ADR-151: Context Graph Evolution Architecture

Status

PROPOSED (2026-02-03)

Executive Summary

This ADR proposes evolving CODITECT's database architecture from a document-centric flat store to a relationship-aware context graph that enables:

Task-specific context graphs - Small, policy-aware subgraphs for each agent turn
Knowledge graph backbone - Persistent entity/relationship model across sessions
Governed decision surfaces - What an agent CAN do, not just what it knows
Multi-hop reasoning - Graph traversal for complex queries
Lineage and audit trails - Track how knowledge influenced decisions

Key Distinction:

Knowledge Graph: Persistent, global model of entities and relationships (institutional memory)
Context Graph: Task-specific, ephemeral subgraph representing "what matters right now"

Context

Problem Statement

CODITECT currently stores valuable data across four databases (ADR-118):

Database	Content	Current Structure
`org.db`	Decisions, skill learnings, error solutions	Flat tables, weak relationships
`sessions.db`	Messages, tool analytics, call graph	Tables + emerging graph (call_graph_*)
`platform.db`	Components, capabilities	Flat with FTS5 search
`projects.db`	Project metadata, embeddings	Flat with vector indices

Current Limitations:

No entity relationships - We store decisions but can't traverse "which decisions affected which components?"
No session-to-entity linking - Messages reference files but not semantically
No task-specific projections - Every query gets full database access, not relevant subgraphs
No governance layer - No way to express "agent can access X under policy Y"
No provenance tracking - Can't trace "this error solution came from this session discussing this ADR"

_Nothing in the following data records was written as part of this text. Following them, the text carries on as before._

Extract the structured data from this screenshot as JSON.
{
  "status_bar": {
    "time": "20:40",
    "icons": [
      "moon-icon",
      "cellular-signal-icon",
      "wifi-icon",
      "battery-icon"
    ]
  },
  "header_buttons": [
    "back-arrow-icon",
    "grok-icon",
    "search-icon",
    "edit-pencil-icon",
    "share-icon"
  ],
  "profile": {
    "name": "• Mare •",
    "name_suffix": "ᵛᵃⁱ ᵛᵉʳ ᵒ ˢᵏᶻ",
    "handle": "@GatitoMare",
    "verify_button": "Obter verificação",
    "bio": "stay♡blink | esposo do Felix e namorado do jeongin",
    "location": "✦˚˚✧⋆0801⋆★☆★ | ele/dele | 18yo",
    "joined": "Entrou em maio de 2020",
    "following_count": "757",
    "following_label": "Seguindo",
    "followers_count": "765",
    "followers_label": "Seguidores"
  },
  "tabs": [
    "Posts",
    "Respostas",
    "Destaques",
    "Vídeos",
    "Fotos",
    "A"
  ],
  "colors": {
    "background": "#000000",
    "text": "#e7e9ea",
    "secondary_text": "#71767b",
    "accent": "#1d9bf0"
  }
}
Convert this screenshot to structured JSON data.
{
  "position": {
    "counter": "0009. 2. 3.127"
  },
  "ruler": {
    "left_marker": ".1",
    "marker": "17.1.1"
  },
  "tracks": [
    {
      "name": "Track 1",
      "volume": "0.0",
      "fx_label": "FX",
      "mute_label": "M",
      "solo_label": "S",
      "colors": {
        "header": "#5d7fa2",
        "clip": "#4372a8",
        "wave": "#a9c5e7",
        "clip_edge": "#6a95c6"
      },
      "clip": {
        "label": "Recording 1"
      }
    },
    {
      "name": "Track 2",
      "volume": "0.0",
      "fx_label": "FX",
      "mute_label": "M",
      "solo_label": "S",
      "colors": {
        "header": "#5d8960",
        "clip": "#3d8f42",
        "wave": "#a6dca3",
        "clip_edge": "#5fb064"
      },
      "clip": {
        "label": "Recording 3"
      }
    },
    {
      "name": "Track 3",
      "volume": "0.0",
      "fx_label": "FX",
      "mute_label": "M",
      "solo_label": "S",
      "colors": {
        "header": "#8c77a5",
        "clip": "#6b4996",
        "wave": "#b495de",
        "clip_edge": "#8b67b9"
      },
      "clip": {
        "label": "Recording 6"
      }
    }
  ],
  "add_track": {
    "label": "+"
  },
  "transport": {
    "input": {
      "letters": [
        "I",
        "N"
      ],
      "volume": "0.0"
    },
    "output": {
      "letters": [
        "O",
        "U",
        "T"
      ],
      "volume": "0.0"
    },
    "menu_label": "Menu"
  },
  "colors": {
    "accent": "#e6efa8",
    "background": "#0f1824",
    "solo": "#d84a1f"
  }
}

Evidence: Existing Graph Foundation

We already have a call graph structure in sessions.db:

-- Existing tables (10,204 functions, 73,319 edges)
call_graph_functions (node_id, name, file_path, start_line, end_line, language, signature, docstring, class_name)
call_graph_edges (caller_id, callee_name, call_line, call_file, arguments)
call_graph_memory (node_id, message_id, session_id, change_type, timestamp)

This proves the graph model works. We need to extend it beyond code to all CODITECT entities.

Research Foundation

Analysis of context graph vs knowledge graph patterns reveals:

Aspect	Knowledge Graph	Context Graph
Scope	Large, comprehensive (millions of nodes)	Small, focused (10-100 nodes)
Lifecycle	Persistent, versioned	Ephemeral per task/turn
Purpose	What exists, factual relations	What's relevant NOW + allowed actions
Update	Slow, governed, curated	Built dynamically per request

Key Insight: CODITECT needs BOTH:

A knowledge graph as semantic backbone (org.db + enriched schemas)
A context graph builder that projects task-specific subgraphs

Decision

1. Entity-Relationship Model (Knowledge Graph Layer)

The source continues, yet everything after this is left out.